6 de outubro de 1939: fim da Polônia organizada – última rendição encerra campanha setembrina
24/02/2026 10:00
Quase cinco semanas após o primeiro tiro em Westerplatte, os últimos focos de resistência polonesa capitularam em 6 de outubro de 1939, marcando o fim definitivo dos combates organizados na invasão da Polônia. Sobreviventes isolados da Fortaleza de Modlin, península de Hel e bolsões guerrilheiros nas florestas de Kampinos depuseram armas, deixando país partilhado entre Alemanha e URSS sob ocupação total.
Modlin e Hel: fortalezas tombam por fim
Fortaleza de Modlin 30 km ao norte de Varsóvia rendeu-se em 29 de setembro após 21 dias de cerco, custando aos alemães 4 mil mortos. Península de Hel, último bastião báltico, resistiu até 2 de outubro: marinheiros poloneses dispararam últimos obuses navais contra cruzadores alemães antes de capitular com honras militares.

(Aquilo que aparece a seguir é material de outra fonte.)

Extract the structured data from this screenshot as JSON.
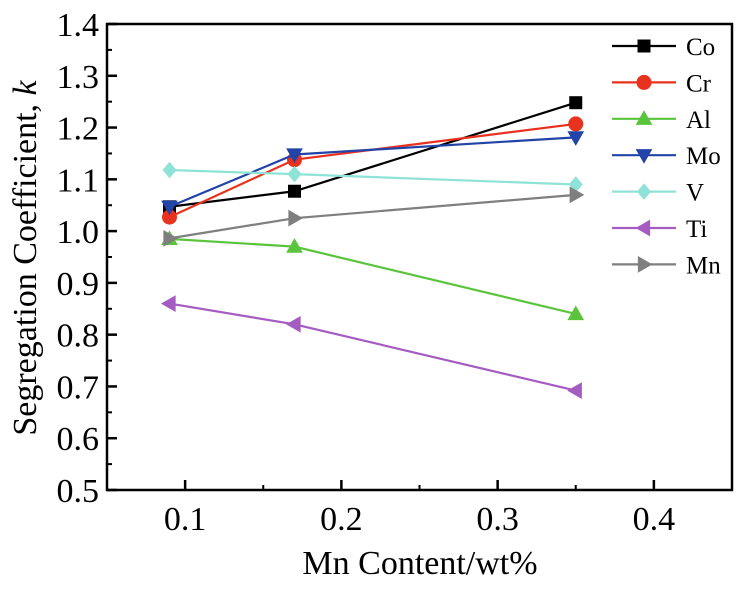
{
  "chart_data": {
    "type": "line",
    "xlabel": "Mn Content/wt%",
    "ylabel_main": "Segregation Coefficient, ",
    "ylabel_italic": "k",
    "xlim": [
      0.05,
      0.45
    ],
    "ylim": [
      0.5,
      1.4
    ],
    "xticks": [
      0.1,
      0.2,
      0.3,
      0.4
    ],
    "xtick_labels": [
      "0.1",
      "0.2",
      "0.3",
      "0.4"
    ],
    "yticks": [
      0.5,
      0.6,
      0.7,
      0.8,
      0.9,
      1.0,
      1.1,
      1.2,
      1.3,
      1.4
    ],
    "ytick_labels": [
      "0.5",
      "0.6",
      "0.7",
      "0.8",
      "0.9",
      "1.0",
      "1.1",
      "1.2",
      "1.3",
      "1.4"
    ],
    "grid": false,
    "legend_position": "top-right",
    "x": [
      0.09,
      0.17,
      0.35
    ],
    "series": [
      {
        "name": "Co",
        "values": [
          1.047,
          1.077,
          1.248
        ],
        "color": "#000000",
        "marker": "square"
      },
      {
        "name": "Cr",
        "values": [
          1.027,
          1.138,
          1.207
        ],
        "color": "#e8321e",
        "marker": "circle"
      },
      {
        "name": "Al",
        "values": [
          0.985,
          0.97,
          0.84
        ],
        "color": "#5ac43c",
        "marker": "triangle-up"
      },
      {
        "name": "Mo",
        "values": [
          1.047,
          1.148,
          1.181
        ],
        "color": "#2243a8",
        "marker": "triangle-down"
      },
      {
        "name": "V",
        "values": [
          1.118,
          1.11,
          1.09
        ],
        "color": "#8ee3d6",
        "marker": "diamond"
      },
      {
        "name": "Ti",
        "values": [
          0.86,
          0.82,
          0.692
        ],
        "color": "#a55cc2",
        "marker": "triangle-left"
      },
      {
        "name": "Mn",
        "values": [
          0.986,
          1.025,
          1.07
        ],
        "color": "#7f7f7f",
        "marker": "triangle-right"
      }
    ]
  }
}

Grupos dispersos do Exército "Kraków" e sobreviventes de Tomaszów Lubelski refugiaram-se em bolsões florestais, mantendo combate esporádico até início de outubro. General Tadeusz Piskor, último comandante organizado, rendeu-se formalmente em 5 de outubro coordenando capitulações simultâneas.

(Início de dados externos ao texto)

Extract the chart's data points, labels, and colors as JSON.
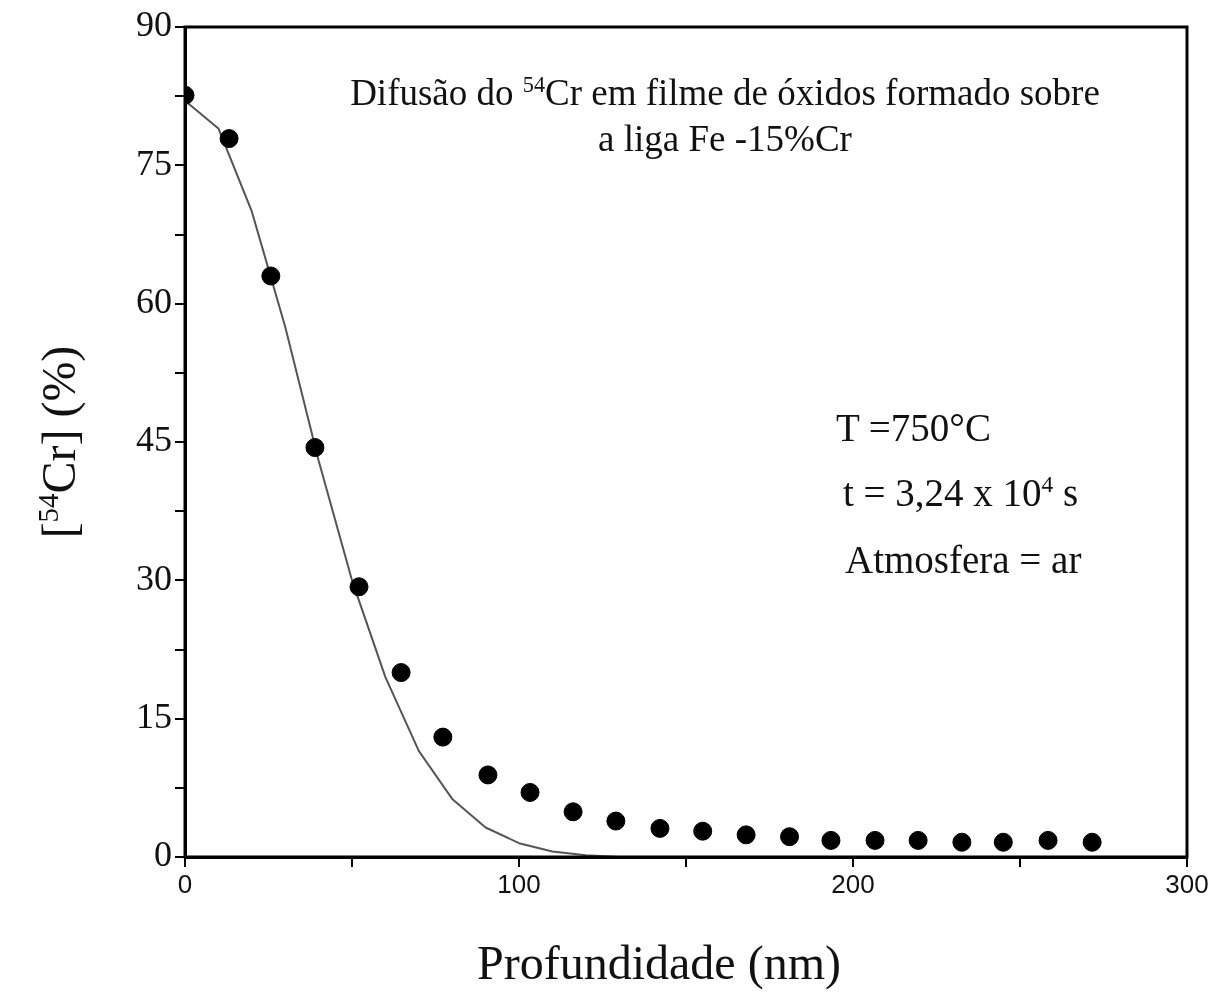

6 de outubro: dia do silêncio militar
Na manhã do dia 6,rádio alemão anunciou: "Resistência polonesa organizada cessou completamente". OKW registrou 694 mil prisioneiros, 217 mil mortos/feridos poloneses. Wehrmacht declarou "Fall Weiss concluída com sucesso total", liberando 50 divisões para Frente Ocidental.
Hitler nomeou Hans Frank governador-geral do Governo Geral (Polônia central sob administração civil nazista); leste anexado diretamente ao Reich; Polônia Oriental soviética sob autoridade de Molotov. Fronteira Bug selou partilha acordada em 23 de agosto.

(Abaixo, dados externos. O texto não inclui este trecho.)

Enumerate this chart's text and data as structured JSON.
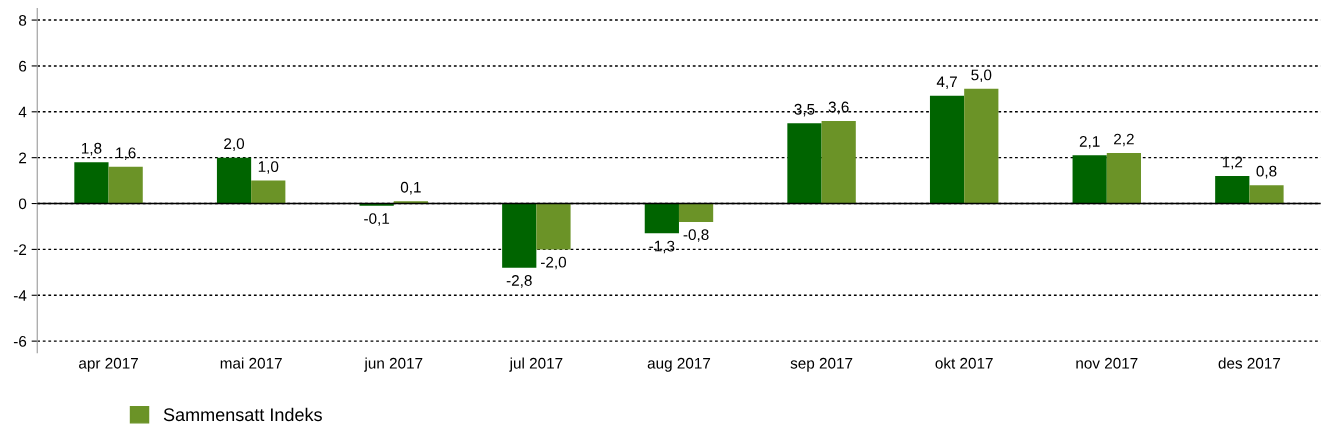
{
  "chart_data": {
    "type": "bar",
    "categories": [
      "apr 2017",
      "mai 2017",
      "jun 2017",
      "jul 2017",
      "aug 2017",
      "sep 2017",
      "okt 2017",
      "nov 2017",
      "des 2017"
    ],
    "series": [
      {
        "color": "#006400",
        "values": [
          1.8,
          2.0,
          -0.1,
          -2.8,
          -1.3,
          3.5,
          4.7,
          2.1,
          1.2
        ],
        "value_labels": [
          "1,8",
          "2,0",
          "-0,1",
          "-2,8",
          "-1,3",
          "3,5",
          "4,7",
          "2,1",
          "1,2"
        ]
      },
      {
        "name": "Sammensatt Indeks",
        "color": "#6b9327",
        "values": [
          1.6,
          1.0,
          0.1,
          -2.0,
          -0.8,
          3.6,
          5.0,
          2.2,
          0.8
        ],
        "value_labels": [
          "1,6",
          "1,0",
          "0,1",
          "-2,0",
          "-0,8",
          "3,6",
          "5,0",
          "2,2",
          "0,8"
        ]
      }
    ],
    "ylim": [
      -6.5,
      8.5
    ],
    "yticks": [
      {
        "value": -6,
        "label": "-6"
      },
      {
        "value": -4,
        "label": "-4"
      },
      {
        "value": -2,
        "label": "-2"
      },
      0,
      2,
      4,
      6,
      8
    ],
    "grid": "y",
    "legend": "bottom"
  }
}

Balanço de uma campanha devastadora
Campanha custou Alemanha 16.000 mortos, 32.000 feridos, 689 tanques, 285 aviões perdas 3x maiores que França 1940. Polônia perdeu 66.000 mortos em combate, 133.000 feridos, 587.000 prisioneiros alemães, 240.000 soviéticos. 65.000 civis mortos; Varsóvia destruída em 25%.
Militarmente, Blitzkrieg provou eficácia contra exércitos convencionais, mas demonstrou vulnerabilidades: logísticas sobrecarregadas após 35 dias; perdas desproporcionais em combates urbanos; cavalaria polonesa ainda eficaz em terrenos específicos.
Da derrota, nasce resistência
Fim dos combates organizados não significou fim da luta: governo exilado em Paris (depois Londres), ouro nacional (84 toneladas) evacuado, Armia Krajowa já recrutava 100 mil homens clandestinos. Generais como Kutrzeba e Czuma preservaram oficiais para Powstanie Warszawskie.
6 de outubro de 1939 permanece na memória nacional como "Dia do Fim da Batalha": onde último soldado regular depôs fuzil, mas primeiro partisano pegou-o em segredo. Enquanto Hitler desfilara em Varsóvia, florestas polonesas já abrigavam sementes da revanche que duraria 5 anos e custaria outra Varsóvia inteira. Polônia caiu; mas nunca se rendeu.